Photograph copyright MurrayBolesta
Tonight Kevin and I are headed to Carmel for some quality time with a few friends and family.
I’m very much looking forward to this weekend excursion.
I was born in Carmel. I actually lived the first six years of my life there.
But I was young (obviously), and life was… interesting… so my memories of living there are hazy at best.
I have some friends who have such vivid memories of their early childhood, and yet I feel like everything I “remember” from those early years are stories I have been told from other people.
Stories I have been told so many times that I start to think they are my own memories.
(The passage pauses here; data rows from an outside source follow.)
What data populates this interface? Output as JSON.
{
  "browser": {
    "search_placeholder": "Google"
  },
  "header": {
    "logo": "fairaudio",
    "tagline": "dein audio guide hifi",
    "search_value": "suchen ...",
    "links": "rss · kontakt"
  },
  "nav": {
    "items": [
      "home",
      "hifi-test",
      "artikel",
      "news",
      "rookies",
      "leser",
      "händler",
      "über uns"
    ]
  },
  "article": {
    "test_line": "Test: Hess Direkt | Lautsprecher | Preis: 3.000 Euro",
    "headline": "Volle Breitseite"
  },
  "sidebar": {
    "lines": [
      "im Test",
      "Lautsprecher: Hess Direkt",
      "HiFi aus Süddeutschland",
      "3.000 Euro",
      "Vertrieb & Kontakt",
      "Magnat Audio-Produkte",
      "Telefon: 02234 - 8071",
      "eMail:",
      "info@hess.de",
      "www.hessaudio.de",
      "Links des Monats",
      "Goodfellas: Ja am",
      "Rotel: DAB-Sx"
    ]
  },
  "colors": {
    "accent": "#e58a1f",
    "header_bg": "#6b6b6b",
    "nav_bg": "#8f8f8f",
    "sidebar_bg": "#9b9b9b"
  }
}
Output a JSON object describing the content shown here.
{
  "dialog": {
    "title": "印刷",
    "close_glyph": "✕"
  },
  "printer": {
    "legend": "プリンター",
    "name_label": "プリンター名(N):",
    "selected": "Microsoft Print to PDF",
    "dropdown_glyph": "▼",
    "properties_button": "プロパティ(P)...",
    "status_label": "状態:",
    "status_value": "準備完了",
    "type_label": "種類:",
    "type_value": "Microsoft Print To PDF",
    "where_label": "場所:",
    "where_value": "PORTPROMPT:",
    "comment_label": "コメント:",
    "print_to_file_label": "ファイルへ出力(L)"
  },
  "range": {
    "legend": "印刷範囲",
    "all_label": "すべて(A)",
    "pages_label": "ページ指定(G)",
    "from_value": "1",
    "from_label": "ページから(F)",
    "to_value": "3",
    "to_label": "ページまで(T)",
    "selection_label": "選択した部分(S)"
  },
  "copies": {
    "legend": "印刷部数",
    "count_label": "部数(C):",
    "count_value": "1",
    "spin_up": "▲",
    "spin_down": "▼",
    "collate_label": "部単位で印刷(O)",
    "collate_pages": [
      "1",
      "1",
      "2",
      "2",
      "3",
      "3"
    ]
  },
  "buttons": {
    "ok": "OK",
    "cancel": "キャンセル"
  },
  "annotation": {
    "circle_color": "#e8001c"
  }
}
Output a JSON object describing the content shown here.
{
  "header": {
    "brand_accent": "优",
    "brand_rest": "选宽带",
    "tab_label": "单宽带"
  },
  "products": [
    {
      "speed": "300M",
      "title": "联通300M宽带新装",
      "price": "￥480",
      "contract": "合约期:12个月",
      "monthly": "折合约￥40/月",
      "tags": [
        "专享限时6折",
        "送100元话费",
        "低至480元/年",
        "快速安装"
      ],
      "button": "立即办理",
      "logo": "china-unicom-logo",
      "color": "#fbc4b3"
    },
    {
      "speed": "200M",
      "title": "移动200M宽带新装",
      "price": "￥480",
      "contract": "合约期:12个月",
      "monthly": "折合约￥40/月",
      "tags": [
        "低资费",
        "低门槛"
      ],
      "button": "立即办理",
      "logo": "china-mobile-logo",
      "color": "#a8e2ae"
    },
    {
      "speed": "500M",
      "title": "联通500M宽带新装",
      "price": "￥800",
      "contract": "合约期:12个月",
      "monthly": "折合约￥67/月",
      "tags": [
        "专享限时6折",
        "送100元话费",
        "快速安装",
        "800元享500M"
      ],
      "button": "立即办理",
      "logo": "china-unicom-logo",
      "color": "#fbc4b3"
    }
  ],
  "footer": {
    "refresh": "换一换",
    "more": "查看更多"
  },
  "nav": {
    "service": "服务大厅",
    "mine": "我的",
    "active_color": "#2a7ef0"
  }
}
I remember looking for seashells with my grandma on the beach. I remember my mom picking me up late at night (she was a cocktail waitress) and carrying me up a long flight of stairs to my room, and I remember how she smelled like cigarettes and chanel no.5 and how that smell became the best smell in the world to me, because it meant she was home. I remember a birthday party where my father dressed up as a clown and I was scared because I didn’t know who it was. I remember my favorite babysitter, Stephanie.
But that’s about it.
Less than a handful of memories to show for six years of life.
I’ve often wondered what my life would have been like if we never moved.
If I had lived my whole adolescent life in the Monterey bay area.
Middle school, high school, etc.
Swapping flip flops for boots and tank tops for scarves.
I really can’t imagine it.
But there is a part of Carmel that lives somewhere inside me, because when I go back I do feel some sort of connection.
I can’t quite explain it.
It doesn’t feel like home (by any means), but it feels like more than just another place.
Perhaps a part of my subconscious arises from its slumber and says “I remember you!”
And it’s nice to wake it up every now and again and say hello.